Run local queries in DuckDB

PYICEBERG

For DuckDB there are currently two paths for Iceberg integration in PyIceberg.

  1. Directly, using the Iceberg extension in DuckDB, or
  2. Within a PyIceberg Python process, where you use DuckDB to process the data.

This recipe demonstrates how to use DuckDB through PyIceberg because that option supports catalogs to make it easy to connect to the data and partition pruning with predicate pushdown.

Reading with PyIceberg

The recommended way to read from an Iceberg table is to connect to an Iceberg catalog. Refer to the PyIceberg configuration recipe to configure the catalogs in your PyIceberg environment.

The first step is to load a catalog.

from pyiceberg.catalog import load_catalog
catalog = load_catalog('sandbox')

Using that catalog, call load_table to get a table instance and then use the scan method to configure what to read from the table. In this example, both row_filter and selected_fields are used to filter down to just the desired rows and project columns. Finally, call to_duckdb to run the scan and register the result as a table in DuckDB.

table = catalog.load_table('examples.nyc_taxi_yellow')

con = table.scan(
    row_filter="pickup_time >= '2021-01-01T00:00:00+00:00' and pickup_time < '2021-02-01T00:00:00+00:00'",
    selected_fields=("pickup_time", "trip_distance", "tip_amount"),
).to_duckdb(table_name="taxi_trips_tips")

PyIceberg makes sure that it only fetches the files that are relevant to the query, minimizing I/O and speeding up the query.
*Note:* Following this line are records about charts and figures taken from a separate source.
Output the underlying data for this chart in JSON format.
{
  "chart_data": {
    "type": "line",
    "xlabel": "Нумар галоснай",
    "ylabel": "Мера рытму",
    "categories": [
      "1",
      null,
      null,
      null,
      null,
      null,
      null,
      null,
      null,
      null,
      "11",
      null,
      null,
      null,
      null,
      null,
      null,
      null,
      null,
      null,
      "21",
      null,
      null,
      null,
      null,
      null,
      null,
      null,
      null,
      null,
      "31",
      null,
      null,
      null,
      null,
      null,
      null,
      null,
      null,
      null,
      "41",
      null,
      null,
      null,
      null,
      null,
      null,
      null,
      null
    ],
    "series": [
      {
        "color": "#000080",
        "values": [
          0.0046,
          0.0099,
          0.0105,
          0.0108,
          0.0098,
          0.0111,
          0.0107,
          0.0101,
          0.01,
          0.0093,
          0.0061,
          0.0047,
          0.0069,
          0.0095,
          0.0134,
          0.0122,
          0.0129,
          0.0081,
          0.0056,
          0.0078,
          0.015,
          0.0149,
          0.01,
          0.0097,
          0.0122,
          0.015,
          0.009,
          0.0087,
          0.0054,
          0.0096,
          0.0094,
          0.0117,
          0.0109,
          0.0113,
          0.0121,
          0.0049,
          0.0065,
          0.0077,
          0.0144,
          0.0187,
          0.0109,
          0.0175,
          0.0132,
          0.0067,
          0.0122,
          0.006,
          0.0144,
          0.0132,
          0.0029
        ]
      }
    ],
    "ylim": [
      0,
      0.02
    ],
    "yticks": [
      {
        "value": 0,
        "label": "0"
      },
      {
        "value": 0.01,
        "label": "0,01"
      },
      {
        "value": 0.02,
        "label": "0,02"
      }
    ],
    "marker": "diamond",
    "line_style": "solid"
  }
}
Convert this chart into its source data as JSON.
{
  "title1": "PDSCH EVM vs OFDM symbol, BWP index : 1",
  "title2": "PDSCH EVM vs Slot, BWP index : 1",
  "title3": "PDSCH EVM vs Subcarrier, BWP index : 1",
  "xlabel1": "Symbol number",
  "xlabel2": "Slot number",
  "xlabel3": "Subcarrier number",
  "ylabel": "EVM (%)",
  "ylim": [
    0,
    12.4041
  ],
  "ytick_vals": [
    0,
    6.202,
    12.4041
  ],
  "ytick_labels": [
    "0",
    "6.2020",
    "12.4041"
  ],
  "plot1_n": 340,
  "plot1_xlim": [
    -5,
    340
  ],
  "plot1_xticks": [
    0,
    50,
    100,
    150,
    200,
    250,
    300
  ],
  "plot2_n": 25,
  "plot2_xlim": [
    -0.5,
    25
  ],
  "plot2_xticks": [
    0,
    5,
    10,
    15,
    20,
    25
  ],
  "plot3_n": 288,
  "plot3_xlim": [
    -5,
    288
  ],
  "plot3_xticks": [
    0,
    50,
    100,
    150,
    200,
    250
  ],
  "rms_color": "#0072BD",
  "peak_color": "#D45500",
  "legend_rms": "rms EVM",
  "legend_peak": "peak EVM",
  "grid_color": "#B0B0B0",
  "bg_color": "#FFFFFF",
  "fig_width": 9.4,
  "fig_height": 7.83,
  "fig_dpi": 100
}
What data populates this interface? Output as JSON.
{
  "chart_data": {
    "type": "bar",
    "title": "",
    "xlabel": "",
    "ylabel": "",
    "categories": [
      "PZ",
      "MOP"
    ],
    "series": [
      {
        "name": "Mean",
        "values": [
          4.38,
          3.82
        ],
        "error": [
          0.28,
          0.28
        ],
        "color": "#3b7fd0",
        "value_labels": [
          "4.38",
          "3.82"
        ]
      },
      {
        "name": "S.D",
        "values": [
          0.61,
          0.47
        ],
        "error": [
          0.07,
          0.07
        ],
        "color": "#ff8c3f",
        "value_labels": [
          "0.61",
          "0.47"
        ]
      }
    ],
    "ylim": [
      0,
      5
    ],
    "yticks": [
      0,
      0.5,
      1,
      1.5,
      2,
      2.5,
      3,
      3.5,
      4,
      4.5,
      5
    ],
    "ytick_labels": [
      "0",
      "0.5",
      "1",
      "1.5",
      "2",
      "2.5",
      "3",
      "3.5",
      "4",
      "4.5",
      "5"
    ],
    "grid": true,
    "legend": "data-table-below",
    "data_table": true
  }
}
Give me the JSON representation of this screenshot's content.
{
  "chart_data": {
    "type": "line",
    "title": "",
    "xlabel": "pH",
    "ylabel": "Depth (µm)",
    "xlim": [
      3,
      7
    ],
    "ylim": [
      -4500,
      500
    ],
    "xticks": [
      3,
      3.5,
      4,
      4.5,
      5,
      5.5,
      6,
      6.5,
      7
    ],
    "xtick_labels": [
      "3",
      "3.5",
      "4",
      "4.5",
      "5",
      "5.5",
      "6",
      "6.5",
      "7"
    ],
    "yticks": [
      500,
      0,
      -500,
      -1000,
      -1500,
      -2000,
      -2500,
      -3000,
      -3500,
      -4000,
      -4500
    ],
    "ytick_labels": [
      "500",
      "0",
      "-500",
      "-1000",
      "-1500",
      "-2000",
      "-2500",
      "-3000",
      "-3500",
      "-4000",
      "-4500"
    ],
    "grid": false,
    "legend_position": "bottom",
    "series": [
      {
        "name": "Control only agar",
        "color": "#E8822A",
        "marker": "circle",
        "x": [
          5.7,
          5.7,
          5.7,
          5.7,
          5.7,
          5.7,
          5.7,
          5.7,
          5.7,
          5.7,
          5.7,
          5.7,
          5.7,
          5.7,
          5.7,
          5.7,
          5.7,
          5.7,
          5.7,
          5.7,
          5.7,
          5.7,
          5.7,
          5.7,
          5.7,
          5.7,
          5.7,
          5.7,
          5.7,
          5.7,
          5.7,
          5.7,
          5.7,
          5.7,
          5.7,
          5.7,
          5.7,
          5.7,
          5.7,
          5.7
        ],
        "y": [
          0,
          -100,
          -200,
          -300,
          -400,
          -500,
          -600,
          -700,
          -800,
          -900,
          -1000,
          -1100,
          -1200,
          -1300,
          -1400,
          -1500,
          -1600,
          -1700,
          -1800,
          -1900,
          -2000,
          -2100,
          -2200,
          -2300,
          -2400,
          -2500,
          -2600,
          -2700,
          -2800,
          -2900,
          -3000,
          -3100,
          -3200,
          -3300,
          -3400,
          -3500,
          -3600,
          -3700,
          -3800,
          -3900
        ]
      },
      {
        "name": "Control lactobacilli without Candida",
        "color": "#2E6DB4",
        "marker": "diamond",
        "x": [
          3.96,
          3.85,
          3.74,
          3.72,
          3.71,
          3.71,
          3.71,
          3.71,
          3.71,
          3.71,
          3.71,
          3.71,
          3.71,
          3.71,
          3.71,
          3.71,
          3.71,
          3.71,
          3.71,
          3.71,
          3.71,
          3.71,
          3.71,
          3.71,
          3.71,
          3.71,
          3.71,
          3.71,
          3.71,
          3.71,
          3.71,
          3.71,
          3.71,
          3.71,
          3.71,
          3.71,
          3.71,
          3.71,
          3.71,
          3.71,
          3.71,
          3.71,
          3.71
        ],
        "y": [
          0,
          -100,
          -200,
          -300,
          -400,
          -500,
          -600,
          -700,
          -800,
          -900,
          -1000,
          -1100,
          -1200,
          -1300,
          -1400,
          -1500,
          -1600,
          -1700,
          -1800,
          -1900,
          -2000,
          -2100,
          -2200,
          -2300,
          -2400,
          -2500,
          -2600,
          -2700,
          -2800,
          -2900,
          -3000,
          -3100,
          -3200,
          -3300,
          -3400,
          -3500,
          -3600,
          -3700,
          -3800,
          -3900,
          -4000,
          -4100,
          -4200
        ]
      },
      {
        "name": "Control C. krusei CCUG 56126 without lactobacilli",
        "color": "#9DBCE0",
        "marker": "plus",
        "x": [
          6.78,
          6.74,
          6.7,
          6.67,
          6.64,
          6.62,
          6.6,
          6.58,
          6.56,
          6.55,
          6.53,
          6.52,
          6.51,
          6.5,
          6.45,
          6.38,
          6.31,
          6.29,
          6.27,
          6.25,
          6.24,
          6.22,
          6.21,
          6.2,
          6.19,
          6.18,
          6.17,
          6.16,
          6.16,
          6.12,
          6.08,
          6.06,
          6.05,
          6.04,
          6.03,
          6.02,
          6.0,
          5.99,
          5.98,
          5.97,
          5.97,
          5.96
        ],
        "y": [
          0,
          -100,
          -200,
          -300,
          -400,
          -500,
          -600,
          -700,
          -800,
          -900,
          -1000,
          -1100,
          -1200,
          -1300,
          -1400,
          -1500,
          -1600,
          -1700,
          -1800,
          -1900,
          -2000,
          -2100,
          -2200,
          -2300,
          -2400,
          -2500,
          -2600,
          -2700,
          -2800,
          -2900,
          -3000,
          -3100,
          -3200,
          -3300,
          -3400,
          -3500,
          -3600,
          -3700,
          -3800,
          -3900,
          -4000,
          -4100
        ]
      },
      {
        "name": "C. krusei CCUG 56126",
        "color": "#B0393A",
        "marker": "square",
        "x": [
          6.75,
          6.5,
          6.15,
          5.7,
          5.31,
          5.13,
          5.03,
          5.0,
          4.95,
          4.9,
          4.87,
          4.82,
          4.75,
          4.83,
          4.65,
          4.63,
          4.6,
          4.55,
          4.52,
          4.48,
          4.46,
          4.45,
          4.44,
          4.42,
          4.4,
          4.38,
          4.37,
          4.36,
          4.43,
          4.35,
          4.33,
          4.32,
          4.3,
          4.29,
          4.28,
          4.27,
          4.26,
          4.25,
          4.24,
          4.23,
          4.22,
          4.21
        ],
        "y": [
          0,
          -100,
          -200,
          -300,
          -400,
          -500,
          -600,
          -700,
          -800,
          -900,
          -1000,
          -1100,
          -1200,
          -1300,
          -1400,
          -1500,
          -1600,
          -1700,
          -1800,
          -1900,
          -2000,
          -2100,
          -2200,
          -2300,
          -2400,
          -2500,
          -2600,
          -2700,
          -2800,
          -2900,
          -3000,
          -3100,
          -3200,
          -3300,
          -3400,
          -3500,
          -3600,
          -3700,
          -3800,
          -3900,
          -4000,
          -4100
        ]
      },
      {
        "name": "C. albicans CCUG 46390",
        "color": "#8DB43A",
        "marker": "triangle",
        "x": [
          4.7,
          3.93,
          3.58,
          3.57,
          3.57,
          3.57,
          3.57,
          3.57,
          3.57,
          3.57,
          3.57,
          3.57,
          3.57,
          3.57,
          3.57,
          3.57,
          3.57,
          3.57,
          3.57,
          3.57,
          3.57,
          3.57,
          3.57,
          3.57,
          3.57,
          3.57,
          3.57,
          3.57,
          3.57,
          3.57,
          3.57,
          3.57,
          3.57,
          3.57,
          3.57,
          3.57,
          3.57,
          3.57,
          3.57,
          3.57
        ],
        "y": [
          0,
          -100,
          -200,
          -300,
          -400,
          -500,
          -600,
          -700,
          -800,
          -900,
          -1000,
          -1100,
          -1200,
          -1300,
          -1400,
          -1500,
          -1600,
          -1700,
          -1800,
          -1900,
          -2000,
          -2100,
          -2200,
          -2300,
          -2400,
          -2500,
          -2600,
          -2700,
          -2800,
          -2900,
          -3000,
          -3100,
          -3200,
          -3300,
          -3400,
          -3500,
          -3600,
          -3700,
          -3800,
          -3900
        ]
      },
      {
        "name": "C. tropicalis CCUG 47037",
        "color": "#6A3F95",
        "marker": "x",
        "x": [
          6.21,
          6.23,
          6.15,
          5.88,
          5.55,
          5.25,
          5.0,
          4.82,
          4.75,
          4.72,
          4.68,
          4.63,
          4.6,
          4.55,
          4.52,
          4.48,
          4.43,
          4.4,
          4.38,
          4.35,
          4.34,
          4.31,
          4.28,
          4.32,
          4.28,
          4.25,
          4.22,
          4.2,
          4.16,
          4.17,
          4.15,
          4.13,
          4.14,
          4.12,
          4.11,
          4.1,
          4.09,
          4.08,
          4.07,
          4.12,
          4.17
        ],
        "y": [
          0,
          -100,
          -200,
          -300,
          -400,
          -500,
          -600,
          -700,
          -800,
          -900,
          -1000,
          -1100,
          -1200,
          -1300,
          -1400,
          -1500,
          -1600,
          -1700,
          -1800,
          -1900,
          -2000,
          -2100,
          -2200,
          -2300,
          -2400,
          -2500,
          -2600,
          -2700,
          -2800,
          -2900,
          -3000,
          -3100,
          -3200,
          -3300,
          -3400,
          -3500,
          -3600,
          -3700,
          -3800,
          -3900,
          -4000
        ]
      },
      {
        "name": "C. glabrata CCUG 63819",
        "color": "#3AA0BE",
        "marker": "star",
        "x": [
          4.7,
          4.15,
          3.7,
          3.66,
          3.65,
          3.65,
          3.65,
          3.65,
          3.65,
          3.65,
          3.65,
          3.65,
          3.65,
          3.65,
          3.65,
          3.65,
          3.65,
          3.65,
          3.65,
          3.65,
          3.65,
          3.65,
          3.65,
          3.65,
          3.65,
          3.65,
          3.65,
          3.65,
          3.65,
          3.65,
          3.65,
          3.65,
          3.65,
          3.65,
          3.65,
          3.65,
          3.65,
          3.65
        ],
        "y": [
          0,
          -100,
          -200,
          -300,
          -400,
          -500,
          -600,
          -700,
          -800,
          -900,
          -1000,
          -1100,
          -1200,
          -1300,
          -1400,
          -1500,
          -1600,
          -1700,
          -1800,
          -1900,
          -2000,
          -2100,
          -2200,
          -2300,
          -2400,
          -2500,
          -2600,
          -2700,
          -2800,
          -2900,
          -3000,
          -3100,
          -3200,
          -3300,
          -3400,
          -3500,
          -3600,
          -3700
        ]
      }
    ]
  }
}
By calling to_duckdb, the table gets registered in DuckDB under the given name.

Once PyIceberg returns a connection, you can use it to run DuckDB SQL queries.

con.execute(
    """
        SELECT 
            dayofweek(pickup_time) as day_of_week, 
            AVG(tip_amount / trip_distance) AS tip_per_mile
        FROM taxi_trips_tips
        GROUP BY 1
        ORDER BY 1
    """
).fetchall()

The example query above computes the average tip per mile:

[
    (0, 1.0910165927887745), 
    (1, 1.1429818315208613), 
    (2, 1.1490640264618843), 
    (3, 1.1257297065284793), 
    (4, 1.1384737465986514), 
    (5, 1.1774549535849888), 
    (6, 1.1548896444517271)
]

The average tip on the weekend is higher than throughout the week.